Quelques passages crevassés imposent un supplément de prudence. C’est toujours un peu inquiétant de savoir que sous les fragiles ponts de neige, des gouffres glacés ouvrent leur gueule bleutée. A corde tendue et en “ marchant sur des œufs ”, nous franchissons ces pièges en évitant les séracs qui annoncent l’altitude 4000 mètres. Nous serons bientôt au Dôme du Goûter qu’une lumière violine commence à éclairer. A l’est, une fine bande orangée surligne le relief acéré des Alpes Suisses. Il est presque quatre heures du matin quand nous arrivons au refuge Vallot à 4363 mètres d’altitude. Le vent s’est levé, il fait froid, Dominique, transi, me demande de continuer, nous nous reposons juste un peu et nous attaquons l’arête des Bosses. Deux heures d’effort soutenu dans des pentes souvent très raides où l’erreur n’est pas permise. Le vide est omniprésent, du grésil arraché par le vent nous cingle le visage, mais nous progressons à une allure régulière.
Tout à coup, il s’est allumé comme un gigantesque phare orangé, rassurant et chaleureux, dans l’aube naissante, le Mont Blanc nous a fait un cadeau de lumière...
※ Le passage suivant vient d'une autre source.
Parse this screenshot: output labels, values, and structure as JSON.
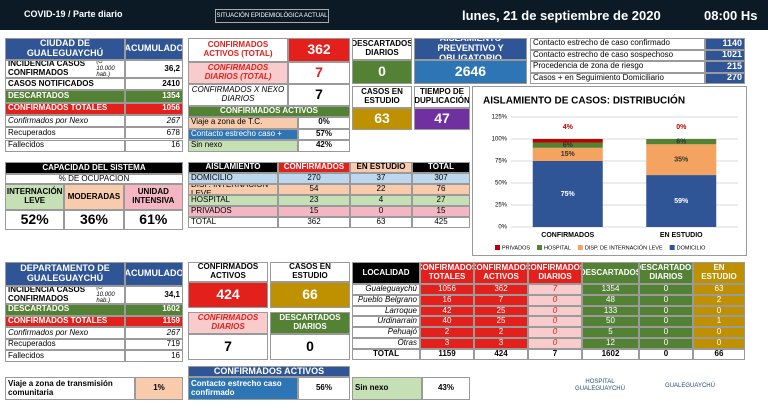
{
  "header": {
    "title": "COVID-19 / Parte diario",
    "subtitle": "SITUACIÓN EPIDEMIOLÓGICA ACTUAL",
    "date": "lunes, 21 de septiembre de 2020",
    "time": "08:00 Hs"
  },
  "city": {
    "title": "CIUDAD DE GUALEGUAYCHÚ",
    "column": "ACUMULADO",
    "rows": [
      {
        "label": "INCIDENCIA CASOS CONFIRMADOS",
        "note": "(c/ 10.000 hab.)",
        "value": "36,2"
      },
      {
        "label": "CASOS NOTIFICADOS",
        "value": 2410
      },
      {
        "label": "DESCARTADOS",
        "value": 1354
      },
      {
        "label": "CONFIRMADOS TOTALES",
        "value": 1056
      },
      {
        "label": "Confirmados por Nexo",
        "value": 267
      },
      {
        "label": "Recuperados",
        "value": 678
      },
      {
        "label": "Fallecidos",
        "value": 16
      }
    ]
  },
  "city_summary": {
    "active": {
      "label": "CONFIRMADOS ACTIVOS (TOTAL)",
      "value": 362
    },
    "daily": {
      "label": "CONFIRMADOS DIARIOS (TOTAL)",
      "value": 7
    },
    "nexo_daily": {
      "label": "CONFIRMADOS X NEXO DIARIOS",
      "value": 7
    },
    "breakdown": {
      "title": "CONFIRMADOS ACTIVOS",
      "rows": [
        {
          "label": "Viaje a zona de T.C.",
          "value": "0%"
        },
        {
          "label": "Contacto estrecho caso +",
          "value": "57%"
        },
        {
          "label": "Sin nexo",
          "value": "42%"
        }
      ]
    }
  },
  "status": {
    "discarded_daily": {
      "label": "DESCARTADOS DIARIOS",
      "value": 0
    },
    "isolation": {
      "label": "AISLAMIENTO PREVENTIVO Y OBLIGATORIO",
      "value": 2646
    },
    "in_study": {
      "label": "CASOS EN ESTUDIO",
      "value": 63
    },
    "doubling": {
      "label": "TIEMPO DE DUPLICACIÓN",
      "value": 47
    }
  },
  "isolation_list": [
    {
      "label": "Contacto estrecho de caso confirmado",
      "value": 1140
    },
    {
      "label": "Contacto estrecho de caso sospechoso",
      "value": 1021
    },
    {
      "label": "Procedencia de zona de riesgo",
      "value": 215
    },
    {
      "label": "Casos + en Seguimiento Domiciliario",
      "value": 270
    }
  ],
  "chart": {
    "type": "bar",
    "stacked": true,
    "title": "AISLAMIENTO DE CASOS: DISTRIBUCIÓN",
    "categories": [
      "CONFIRMADOS",
      "EN ESTUDIO"
    ],
    "series": [
      {
        "name": "PRIVADOS",
        "color": "#c00000",
        "values": [
          4,
          0
        ],
        "value_labels": [
          "4%",
          "0%"
        ]
      },
      {
        "name": "HOSPITAL",
        "color": "#548235",
        "values": [
          6,
          6
        ],
        "value_labels": [
          "6%",
          "6%"
        ]
      },
      {
        "name": "DISP. DE INTERNACIÓN LEVE",
        "color": "#f4a460",
        "values": [
          15,
          35
        ],
        "value_labels": [
          "15%",
          "35%"
        ]
      },
      {
        "name": "DOMICILIO",
        "color": "#2f5597",
        "values": [
          75,
          59
        ],
        "value_labels": [
          "75%",
          "59%"
        ]
      }
    ],
    "ylim": [
      0,
      125
    ],
    "yticks": [
      {
        "value": 0,
        "label": "0%"
      },
      {
        "value": 25,
        "label": "25%"
      },
      {
        "value": 50,
        "label": "50%"
      },
      {
        "value": 75,
        "label": "75%"
      },
      {
        "value": 100,
        "label": "100%"
      },
      {
        "value": 125,
        "label": "125%"
      }
    ],
    "grid": true,
    "legend": "bottom"
  },
  "capacity": {
    "title": "CAPACIDAD DEL SISTEMA",
    "subtitle": "% DE OCUPACIÓN",
    "columns": [
      "INTERNACIÓN LEVE",
      "MODERADAS",
      "UNIDAD INTENSIVA"
    ],
    "values": [
      "52%",
      "36%",
      "61%"
    ]
  },
  "isolation_table": {
    "columns": [
      "AISLAMIENTO",
      "CONFIRMADOS",
      "EN ESTUDIO",
      "TOTAL"
    ],
    "rows": [
      [
        "DOMICILIO",
        270,
        37,
        307
      ],
      [
        "DISP. INTERNACIÓN LEVE",
        54,
        22,
        76
      ],
      [
        "HOSPITAL",
        23,
        4,
        27
      ],
      [
        "PRIVADOS",
        15,
        0,
        15
      ],
      [
        "TOTAL",
        362,
        63,
        425
      ]
    ]
  },
  "department": {
    "title": "DEPARTAMENTO DE GUALEGUAYCHÚ",
    "column": "ACUMULADO",
    "rows": [
      {
        "label": "INCIDENCIA CASOS CONFIRMADOS",
        "note": "(c/ 10.000 hab.)",
        "value": "34,1"
      },
      {
        "label": "DESCARTADOS",
        "value": 1602
      },
      {
        "label": "CONFIRMADOS TOTALES",
        "value": 1159
      },
      {
        "label": "Confirmados por Nexo",
        "value": 267
      },
      {
        "label": "Recuperados",
        "value": 719
      },
      {
        "label": "Fallecidos",
        "value": 16
      }
    ]
  },
  "department_summary": {
    "active": {
      "label": "CONFIRMADOS ACTIVOS",
      "value": 424
    },
    "in_study": {
      "label": "CASOS EN ESTUDIO",
      "value": 66
    },
    "daily": {
      "label": "CONFIRMADOS DIARIOS",
      "value": 7
    },
    "discarded_daily": {
      "label": "DESCARTADOS DIARIOS",
      "value": 0
    }
  },
  "localities": {
    "columns": [
      "LOCALIDAD",
      "CONFIRMADOS TOTALES",
      "CONFIRMADOS ACTIVOS",
      "CONFIRMADOS DIARIOS",
      "DESCARTADOS",
      "DESCARTADOS DIARIOS",
      "EN ESTUDIO"
    ],
    "rows": [
      [
        "Gualeguaychú",
        1056,
        362,
        7,
        1354,
        0,
        63
      ],
      [
        "Pueblo Belgrano",
        16,
        7,
        0,
        48,
        0,
        2
      ],
      [
        "Larroque",
        42,
        25,
        0,
        133,
        0,
        0
      ],
      [
        "Urdinarrain",
        40,
        25,
        0,
        50,
        0,
        1
      ],
      [
        "Pehuajó",
        2,
        2,
        0,
        5,
        0,
        0
      ],
      [
        "Otras",
        3,
        3,
        0,
        12,
        0,
        0
      ],
      [
        "TOTAL",
        1159,
        424,
        7,
        1602,
        0,
        66
      ]
    ]
  },
  "department_breakdown": {
    "title": "CONFIRMADOS ACTIVOS",
    "rows": [
      {
        "label": "Viaje a zona de transmisión comunitaria",
        "value": "1%"
      },
      {
        "label": "Contacto estrecho caso confirmado",
        "value": "56%"
      },
      {
        "label": "Sin nexo",
        "value": "43%"
      }
    ]
  },
  "footer": {
    "logos": [
      "HOSPITAL GUALEGUAYCHÚ",
      "GUALEGUAYCHÚ"
    ]
  }
}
Quatre heures après notre départ épique du refuge, nous étions au sommet !
Ce dimanche trois juillet Dominique réalisait un rêve d’enfance. Il laissa exploser sa joie, fier et heureux d’avoir réussi cette fantastique ascension, offrant au soleil levant les larmes coulant sans retenue de ses yeux éteints.

Dominique, non voyant à la suite d’une maladie a souhaité dédier cette ascension à la recherche médicale contre les maladies dégénératives de la rétine.
A la fin de cette aventure, quand je lui demandai s’il avait eu peur, il me répondit : « non, et de toute façon, je te faisais une confiance...aveugle... ».